The first evidence of the feast is from Egypt. About A.D. 200, Clement of Alexandria (Stromata I.21) says that certain Egyptian theologians "over curiously" assign, not the year alone, but the day of Christ's birth, placing it on 25 Pachon (20 May) in the twenty-eighth year of Augustus. It goes on from there to list many different dates that Christmas (the day as the Birth of Christ) was celebrated on.

The Season

Codex Theod., II, 8, 27 (cf. XV, 5,5) forbids, in 425, circus games on 25 December; though not till Codex Just., III, 12, 6 (529) is cessation of work imposed. The Second Council of Tours (can. xi, xvii) proclaims, in 566 or 567, the sanctity of the "twelve days" from Christmas to Epiphany, and the duty of Advent fast; that of Agde (506), in canons 63-64, orders a universal communion, and that of Braga (563) forbids fasting on Christmas Day. Popular merry-making, however, so increased that the "Laws of King Cnut", fabricated c. 1110, order a fast from Christmas to Epiphany.

Why has the emphasis on Christmas switched to Advent (the time of preparation)?

I think it is important to note that Advent is not just the time of preparation for Christmas but for the second coming. According to the USCCB:

Beginning the Church's liturgical year, Advent (from, "ad-venire" in Latin or "to come to") is the season encompassing the four Sundays (and weekdays) leading up to the celebration of Christmas.

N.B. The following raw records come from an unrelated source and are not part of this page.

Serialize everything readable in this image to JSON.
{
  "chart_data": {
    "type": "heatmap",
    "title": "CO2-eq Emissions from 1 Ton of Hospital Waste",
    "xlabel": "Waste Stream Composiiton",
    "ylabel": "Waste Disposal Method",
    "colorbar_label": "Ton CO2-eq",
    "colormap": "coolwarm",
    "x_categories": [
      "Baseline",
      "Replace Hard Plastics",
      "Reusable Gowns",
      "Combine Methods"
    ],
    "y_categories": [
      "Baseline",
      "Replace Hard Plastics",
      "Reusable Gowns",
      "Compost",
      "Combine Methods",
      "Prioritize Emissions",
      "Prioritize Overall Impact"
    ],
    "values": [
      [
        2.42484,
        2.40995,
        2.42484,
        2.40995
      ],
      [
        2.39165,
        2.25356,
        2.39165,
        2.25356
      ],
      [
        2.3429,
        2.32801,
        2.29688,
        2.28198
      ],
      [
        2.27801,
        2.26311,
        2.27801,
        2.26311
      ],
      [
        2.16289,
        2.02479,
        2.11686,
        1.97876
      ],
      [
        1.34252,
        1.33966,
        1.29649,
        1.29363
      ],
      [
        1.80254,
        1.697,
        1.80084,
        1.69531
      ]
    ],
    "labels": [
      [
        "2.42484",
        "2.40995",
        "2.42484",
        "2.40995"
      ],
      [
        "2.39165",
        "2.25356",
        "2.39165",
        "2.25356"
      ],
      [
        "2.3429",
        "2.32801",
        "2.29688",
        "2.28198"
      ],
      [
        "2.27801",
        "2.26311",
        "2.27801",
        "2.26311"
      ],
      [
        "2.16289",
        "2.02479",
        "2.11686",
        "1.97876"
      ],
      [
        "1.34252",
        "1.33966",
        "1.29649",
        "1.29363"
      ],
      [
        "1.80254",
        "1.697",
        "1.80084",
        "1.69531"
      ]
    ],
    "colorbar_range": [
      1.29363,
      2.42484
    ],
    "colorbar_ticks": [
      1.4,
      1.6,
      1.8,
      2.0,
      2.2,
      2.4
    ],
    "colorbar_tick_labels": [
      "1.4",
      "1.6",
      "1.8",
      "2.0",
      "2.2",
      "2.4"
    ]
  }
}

The Advent season is a time of preparation that directs our hearts and minds to Christ’s second coming at the end of time and also to the anniversary of the Lord’s birth on Christmas. The final days of Advent, from December 17 to December 24, focus particularly on our preparation for the celebrations of the Nativity of our Lord (Christmas).

[emphasis added]

"Advent, this powerful liturgical season that we are beginning, invites us to pause in silence to understand a presence. It is an invitation to understand that the individual events of the day are hints that God is giving us, signs of the attention he has for each one of us." ---Pope Benedict VXI, Homily at First Vespers of Advent, November 28, 2009

In the weeks before or during the Christmas season, many people set up a "manger scene" which has its origins from the nativity scene erected by St. Francis of Assisi. This could be taken as either a celebration of Christmas or an Advent celebration (many people will put the figures in the manger only at the appropriate times -Jesus on the 25th of Dec, the magi on Jan 6/7th).